The space complexity depends on recursion depth. In a balanced tree, the height is O(log n). In the worst case, a completely skewed tree has height O(n).

Test Cases

# Helper functions for testing

class TreeNode:
    def __init__(self, val=0, left=None, right=None):
        self.val = val
        self.left = left
        self.right = right

class Solution:
    def invertTree(self, root):
        if root is None:
            return None

        root.left, root.right = root.right, root.left

        self.invertTree(root.left)
        self.invertTree(root.right)

        return root

def tree_to_list(root):
    if not root:
        return []

    result = []
    queue = [root]

    while queue:
        node = queue.pop(0)

        if node:
            result.append(node.val)
            queue.append(node.left)
            queue.append(node.right)
        else:
            result.append(None)

    while result and result[-1] is None:
        result.pop()

    return result

# Test 1: Example 1
root = TreeNode(
    4,
    TreeNode(2, TreeNode(1), TreeNode(3)),
    TreeNode(7, TreeNode(6), TreeNode(9))
)
assert tree_to_list(Solution().invertTree(root)) == [4, 7, 2, 9, 6, 3, 1]  # balanced tree

# Test 2: Example 2
root = TreeNode(2, TreeNode(1), TreeNode(3))
assert tree_to_list(Solution().invertTree(root)) == [2, 3, 1]  # simple 3-node tree

# Test 3: Empty tree
assert Solution().invertTree(None) is None  # empty input

# Test 4: Single node
root = TreeNode(1)
assert tree_to_list(Solution().invertTree(root)) == [1]  # no children to swap

# Test 5: Left-skewed tree
root = TreeNode(1, TreeNode(2, TreeNode(3)))
assert tree_to_list(Solution().invertTree(root)) == [1, None, 2, None, 3]  # becomes right-skewed

# Test 6: Right-skewed tree
root = TreeNode(1, None, TreeNode(2, None, TreeNode(3)))
assert tree_to_list(Solution().invertTree(root)) == [1, 2, None, 3]  # becomes left-skewed

# Test 7: Tree with negative values
root = TreeNode(-1, TreeNode(-2), TreeNode(-3))
assert tree_to_list(Solution().invertTree(root)) == [-1, -3, -2]  # negative numbers

# Test 8: Already symmetric tree
root = TreeNode(1, TreeNode(2), TreeNode(2))
assert tree_to_list(Solution().invertTree(root)) == [1, 2, 2]  # structure remains symmetric
Test Why
Balanced binary tree Validates standard recursive inversion
Small 3-node tree Confirms basic swap behavior
Empty tree Ensures base case works correctly
Single node Confirms no unnecessary modifications
Left-skewed tree Tests deeply unbalanced structure
Right-skewed tree Verifies inversion direction correctness
Negative values Confirms values do not affect logic
Symmetric tree Ensures algorithm still processes all nodes

Edge Cases

Empty Tree

An empty tree is represented by root = None. This is the simplest edge case and is easy to mishandle if recursion assumes a valid node always exists.

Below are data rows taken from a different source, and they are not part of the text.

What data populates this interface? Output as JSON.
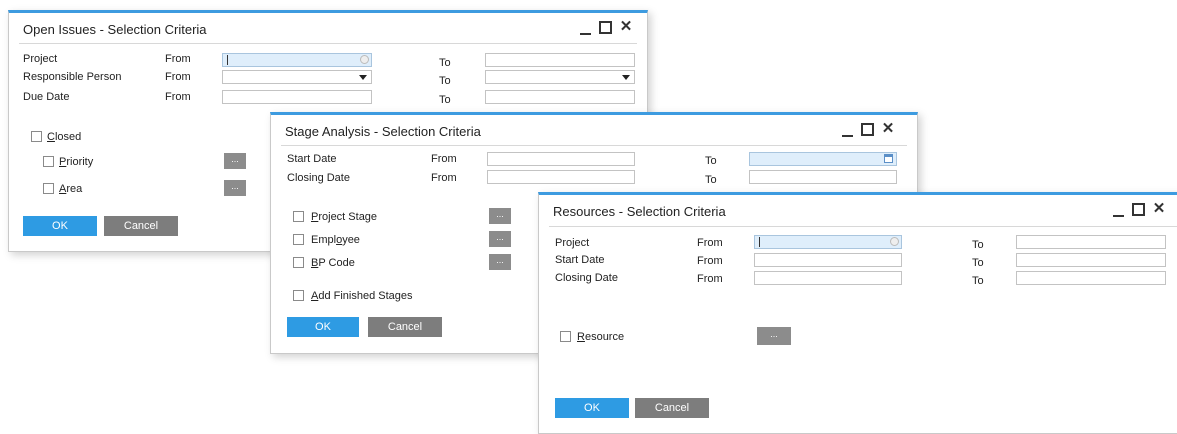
{
  "dialog1": {
    "title": "Open Issues - Selection Criteria",
    "rows": [
      {
        "label": "Project",
        "from": "From",
        "to": "To"
      },
      {
        "label": "Responsible Person",
        "from": "From",
        "to": "To"
      },
      {
        "label": "Due Date",
        "from": "From",
        "to": "To"
      }
    ],
    "closed": {
      "first": "C",
      "rest": "losed"
    },
    "priority": {
      "first": "P",
      "rest": "riority"
    },
    "area": {
      "first": "A",
      "rest": "rea"
    },
    "ellipsis": "...",
    "ok": "OK",
    "cancel": "Cancel"
  },
  "dialog2": {
    "title": "Stage Analysis - Selection Criteria",
    "rows": [
      {
        "label": "Start Date",
        "from": "From",
        "to": "To"
      },
      {
        "label": "Closing Date",
        "from": "From",
        "to": "To"
      }
    ],
    "project_stage": {
      "first": "P",
      "rest": "roject Stage"
    },
    "employee": {
      "pre": "Empl",
      "mid": "o",
      "rest": "yee"
    },
    "bp_code": {
      "first": "B",
      "rest": "P Code"
    },
    "add_finished": {
      "first": "A",
      "rest": "dd Finished Stages"
    },
    "ellipsis": "...",
    "ok": "OK",
    "cancel": "Cancel"
  },
  "dialog3": {
    "title": "Resources - Selection Criteria",
    "rows": [
      {
        "label": "Project",
        "from": "From",
        "to": "To"
      },
      {
        "label": "Start Date",
        "from": "From",
        "to": "To"
      },
      {
        "label": "Closing Date",
        "from": "From",
        "to": "To"
      }
    ],
    "resource": {
      "first": "R",
      "rest": "esource"
    },
    "ellipsis": "...",
    "ok": "OK",
    "cancel": "Cancel"
  },
  "window_controls": {
    "close_glyph": "✕"
  },
  "colors": {
    "accent": "#3d9be0",
    "ok_button": "#2e9be3",
    "cancel_button": "#7d7d7d",
    "active_field": "#dfeefb"
  }
}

Without a proper base case, attempting to access root.left or root.right would cause a runtime error.

The implementation handles this immediately:

if root is None:
    return None

This safely terminates recursion for empty subtrees as well.

Single Node Tree

A tree with exactly one node has no children to swap.

A buggy implementation might accidentally modify pointers incorrectly or recurse unnecessarily.

In this solution, the node's children are both None, so swapping them changes nothing. The recursive calls immediately terminate because both children are None.

Highly Unbalanced Tree

A skewed tree behaves like a linked list:

1
 \
  2
   \
    3

These cases are important because recursion depth becomes equal to tree height.

The algorithm still works correctly because each node independently swaps its children. After inversion, the above tree becomes:

    1
   /
  2
 /
3

The implementation naturally handles this because recursion follows whichever child exists.